The Greenbrier River.  Constant, but ever changing.  With its many personalities, it's the one thing that remains the same in Alderson.  If you ever spent any time in Alderson, you cannot help but be affected in some way by the river. My first recollection of the river was in the 40's, when my mother would take me swimming.  We would walk the mile, in the hot summer days, up the river to Rock Bar.  Rock Bar was truly the community swimming pool.  The current was slow, and the large flat bed of  smooth river rocks made it perfect. There was plenty of room for open fires to cook a burger or hot dog.  It was a place for families to go in the days of no air conditioning or TV.    The river gave lots of joy there.  It also gave sorrow.  I remember when the Moody boy died after hitting a submerged rail road tie when he dove in.  There were others the river claimed.

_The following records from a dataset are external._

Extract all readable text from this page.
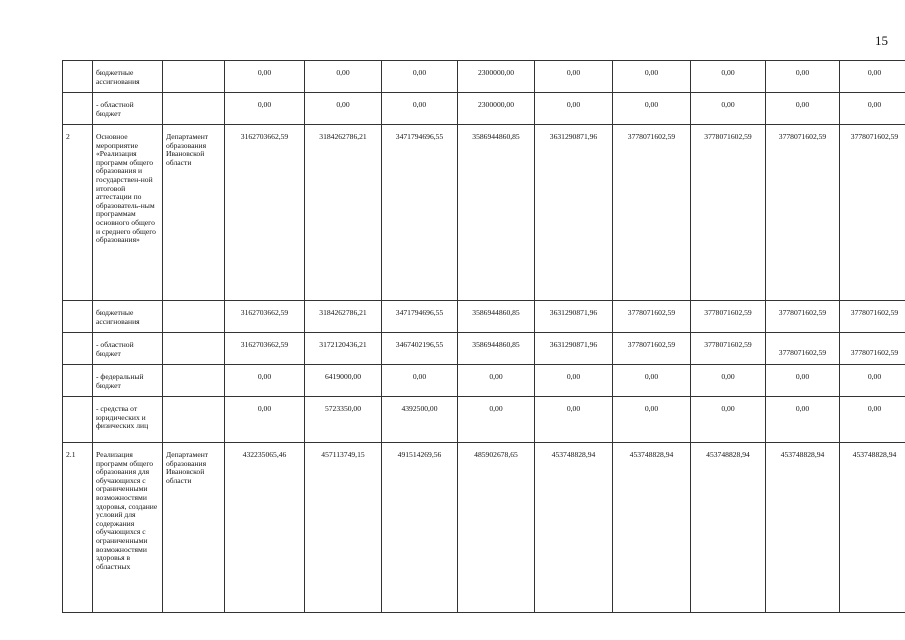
15
	бюджетные ассигнования		0,00	0,00	0,00	2300000,00	0,00	0,00	0,00	0,00	0,00
	- областной бюджет		0,00	0,00	0,00	2300000,00	0,00	0,00	0,00	0,00	0,00
2	Основное мероприятие «Реализация программ общего образования и государствен-ной итоговой аттестации по образователь-ным программам основного общего и среднего общего образования»	Департамент образования Ивановской области	3162703662,59	3184262786,21	3471794696,55	3586944860,85	3631290871,96	3778071602,59	3778071602,59	3778071602,59	3778071602,59
	бюджетные ассигнования		3162703662,59	3184262786,21	3471794696,55	3586944860,85	3631290871,96	3778071602,59	3778071602,59	3778071602,59	3778071602,59
	- областной бюджет		3162703662,59	3172120436,21	3467402196,55	3586944860,85	3631290871,96	3778071602,59	3778071602,59	3778071602,59	3778071602,59

	- федеральный бюджет		0,00	6419000,00	0,00	0,00	0,00	0,00	0,00	0,00	0,00
	- средства от юридических и физических лиц		0,00	5723350,00	4392500,00	0,00	0,00	0,00	0,00	0,00	0,00
2.1	Реализация программ общего образования для обучающихся с ограниченными возможностями здоровья, создание условий для содержания обучающихся с ограниченными возможностями здоровья в областных	Департамент образования Ивановской области	432235065,46	457113749,15	491514269,56	485902678,65	453748828,94	453748828,94	453748828,94	453748828,94	453748828,94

I remember playing in, and around the river most of  my younger days.  We were always looking for craw-dads and other river life.  One most remarkable moment, was when David Honaker and I watch Sam  Eades fly his small plane between the two middle arches, under the bridge.  A fellow  would get into trouble for that these days, if anyone were foolish enough to try.

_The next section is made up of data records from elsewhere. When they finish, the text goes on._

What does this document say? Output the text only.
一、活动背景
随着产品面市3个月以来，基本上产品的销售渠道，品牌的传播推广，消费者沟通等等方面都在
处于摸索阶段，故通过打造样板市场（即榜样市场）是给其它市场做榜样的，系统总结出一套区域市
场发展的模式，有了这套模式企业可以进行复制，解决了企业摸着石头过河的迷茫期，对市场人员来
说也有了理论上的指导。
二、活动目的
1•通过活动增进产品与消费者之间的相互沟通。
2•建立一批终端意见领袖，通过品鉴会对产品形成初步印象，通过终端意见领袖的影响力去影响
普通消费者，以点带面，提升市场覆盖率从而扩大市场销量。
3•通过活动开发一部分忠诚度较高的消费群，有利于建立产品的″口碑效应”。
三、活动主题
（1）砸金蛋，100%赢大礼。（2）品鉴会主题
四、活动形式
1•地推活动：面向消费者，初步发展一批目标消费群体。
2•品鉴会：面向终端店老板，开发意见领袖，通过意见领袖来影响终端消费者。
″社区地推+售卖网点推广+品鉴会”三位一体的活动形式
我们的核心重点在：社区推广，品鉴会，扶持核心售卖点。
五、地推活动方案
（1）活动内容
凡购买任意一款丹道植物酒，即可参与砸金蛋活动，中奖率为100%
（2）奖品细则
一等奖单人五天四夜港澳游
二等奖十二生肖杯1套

Winter would bring more fun, with the river frozen over.  We played on the ice, listening for it to crack.  Almost tempting it to do so, as we would slowly walk to where the ice met the water, and run back when the ice gave its warning.   Once we wrapped rope around our bike tires, and rode up passed Camp Greenbrier.  I had always heard stories of how the river would freeze so solid, you could drive a truck across the river, although I never saw that.

In my teens, besides girls, we discovered boats.  Some of us had them, and the ones who didn't, rode along.  And of course, we fished the river.  Buddy McClung and I had a boat built, and this was  probably my first financial venture with another person.  Like others, we took the boat below the bridge from time to time.  And when  the river was low, and we would have to get out and pull it back up the river.  We decided to wait until the river got a little higher so we could row it up.  The current was too strong, the boat turned sideways and sank in a second. We gave the boat back.

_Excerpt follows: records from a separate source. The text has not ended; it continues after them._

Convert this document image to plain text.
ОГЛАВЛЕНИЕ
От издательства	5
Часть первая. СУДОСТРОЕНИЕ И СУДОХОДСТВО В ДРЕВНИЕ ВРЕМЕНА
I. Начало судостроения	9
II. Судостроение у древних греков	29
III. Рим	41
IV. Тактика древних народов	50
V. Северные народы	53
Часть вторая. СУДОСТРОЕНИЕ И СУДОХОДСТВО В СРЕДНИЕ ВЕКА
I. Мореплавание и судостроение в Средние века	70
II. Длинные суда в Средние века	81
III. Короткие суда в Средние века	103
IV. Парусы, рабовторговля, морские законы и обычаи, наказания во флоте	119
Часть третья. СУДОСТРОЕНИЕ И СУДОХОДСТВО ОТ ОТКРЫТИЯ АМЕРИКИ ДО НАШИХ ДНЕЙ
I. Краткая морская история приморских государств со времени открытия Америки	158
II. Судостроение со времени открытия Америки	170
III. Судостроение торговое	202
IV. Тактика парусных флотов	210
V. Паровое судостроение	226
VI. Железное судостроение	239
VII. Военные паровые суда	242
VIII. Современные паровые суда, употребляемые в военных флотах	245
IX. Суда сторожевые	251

The river has always presented itself a perfect model for any photographer, or just the casual observer.  In the summer, looking up, or down, the river is beautiful.  As the sun would set, you could look up steam from off the bridge.  The water was so still and dark.  You could see the reflection of  the dimming sky, only being disturbed by an occasional fish feeding on the insects that came out at night.  And in the winter,  the water looking almost black by comparison to the wet  snow  that covered the ground and all the branches of the trees.  When it would flood, it was awesome.  I remember standing on the bridge, watching the muddy waters filled with debris, beat against the pillars. I also remember my folks, and others being flooded out of their homes twice in a decade.

The river has brought joy and sorrow, serenity and beauty, excitement and danger.  It was there long before anyone I ever knew, or heard of, took their first breath.  I dare say it will be there long, long, after I breath my last.  Has the river had an effect on me?  Naw, ..not much.  Roll on old fellow. What else do you  have to do?